Akagi Naoki, Obayashi Riki, Yamamoto Akihiro, Nagoshi Akihiko, Fujiwara Tasuku, Igarashi Atsushi, Hattori Yuto, Shibasaki Noboru, Kawakita Mutsushi, Yamasaki Toshinari
Department of Urology, Kobe City Medical Center General Hospital, 2-1-1, Minatojimaminami-cho, Chuo-ku, Kobe-shi, Hyogo, Japan.
Jpn J Clin Oncol. 2025 Aug 3;55(8):963-969. doi: 10.1093/jjco/hyaf082.
Common adverse events associated with apalutamide include skin rashes and occur more frequently in Japanese patients. This study used relative dose intensity (RDI) and body surface area (BSA) to investigate the risk of skin adverse events and the efficacy of apalutamide in patients with prostate cancer.

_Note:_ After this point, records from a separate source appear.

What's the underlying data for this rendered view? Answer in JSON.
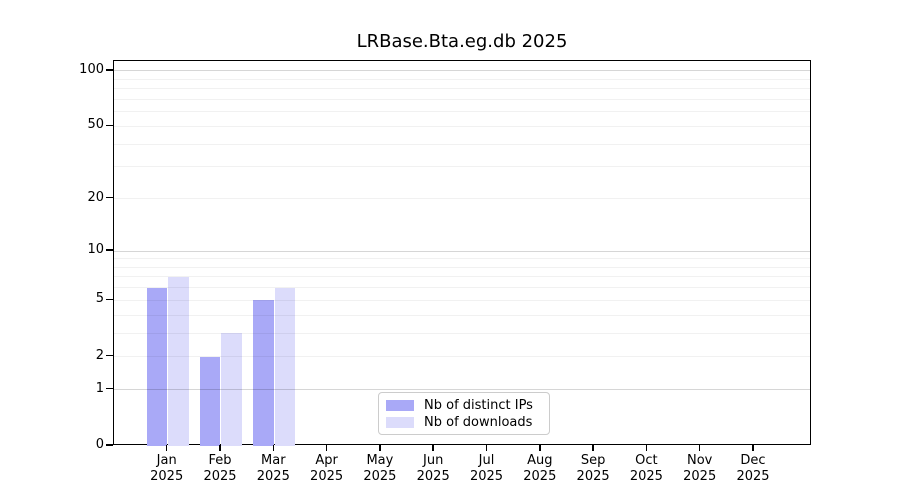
{
  "title": "LRBase.Bta.eg.db 2025",
  "chart_data": {
    "type": "bar",
    "title": "LRBase.Bta.eg.db 2025",
    "categories": [
      "Jan",
      "Feb",
      "Mar",
      "Apr",
      "May",
      "Jun",
      "Jul",
      "Aug",
      "Sep",
      "Oct",
      "Nov",
      "Dec"
    ],
    "year_label": "2025",
    "series": [
      {
        "name": "Nb of distinct IPs",
        "color": "#a9a9f7",
        "values": [
          6,
          2,
          5,
          0,
          0,
          0,
          0,
          0,
          0,
          0,
          0,
          0
        ]
      },
      {
        "name": "Nb of downloads",
        "color": "#dcdcfb",
        "values": [
          7,
          3,
          6,
          0,
          0,
          0,
          0,
          0,
          0,
          0,
          0,
          0
        ]
      }
    ],
    "xlabel": "",
    "ylabel": "",
    "scale": "log1p",
    "ylim": [
      0,
      113
    ],
    "y_ticks": [
      0,
      1,
      2,
      5,
      10,
      20,
      50,
      100
    ],
    "grid": true,
    "grid_minor_values": [
      2,
      3,
      4,
      5,
      6,
      7,
      8,
      9,
      20,
      30,
      40,
      50,
      60,
      70,
      80,
      90
    ],
    "grid_major_values": [
      1,
      10,
      100
    ],
    "legend_position": "lower center",
    "legend": [
      {
        "label": "Nb of distinct IPs",
        "color": "#a9a9f7"
      },
      {
        "label": "Nb of downloads",
        "color": "#dcdcfb"
      }
    ]
  }
}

We retrospectively reviewed data from 63 patients with prostate cancer who were treated with an initial dose of 240 mg apalutamide, and RDI (%) was calculated. Patient backgrounds were compared, and factors contributing to rash development were analyzed. Progression-free survival (PFS), defined as the time to castration-resistant prostate cancer, was analyzed using overall RDI/BSA in metastatic castration-sensitive prostate cancer (mCSPC) patients.
The receiver operating characteristic curve analysis showed that RDI/BSA had a slightly stronger association with rash occurrence than RDI/kg. Univariate analysis identified age and RDI/BSA as significant risk factors for rash occurrence, particularly when both an age cutoff of 72 years and a RDI/BSA cutoff of 56 were met. PFS in mCSPC patients showed no significant differences among tRDI/BSA groups (<36, 36-55, >55) or between patients with and without dose reductions. Cutoff points (36 and 55) were based on the maximum tRDI/BSA values assuming continuous administration of 120 mg or 180 mg apalutamide in patients with a minimum BSA of 1.36 m2.
Age and RDI/BSA were associated with rash occurrence, suggesting a need for dose reduction of apalutamide. A dose reduction to 180 or 120 mg may be appropriate in such cases when considering efficacy.
阿帕鲁胺常见的不良事件包括皮疹,且在日本患者中更频繁出现。本研究使用相对剂量强度(RDI)和体表面积(BSA)来调查前列腺癌患者发生皮肤不良事件的风险以及阿帕鲁胺的疗效。
我们回顾性分析了63例接受初始剂量240mg阿帕鲁胺治疗的前列腺癌患者的数据,并计算了RDI(%)。比较了患者背景,并分析了导致皮疹发生的因素。无进展生存期(PFS)定义为至去势抵抗性前列腺癌的时间,在转移性去势敏感性前列腺癌(mCSPC)患者中使用总体RDI/BSA进行分析。
受试者工作特征曲线分析表明,RDI/BSA与皮疹发生的关联略强于RDI/kg。单因素分析确定年龄和RDI/BSA是皮疹发生的重要风险因素,特别是当年龄临界值为72岁且RDI/BSA临界值为56时。mCSPC患者的PFS在不同的tRDI/BSA组(<36、36 - 55、>55)之间或有剂量减少和无剂量减少的患者之间无显著差异。临界值(36和55)基于假设最小体表面积为1.36m²的患者持续服用120mg或180mg阿帕鲁胺时的最大tRDI/BSA值。
年龄和RDI/BSA与皮疹发生有关,提示需要降低阿帕鲁胺的剂量。在考虑疗效的情况下,这种情况下将剂量减至180mg或120mg可能是合适的。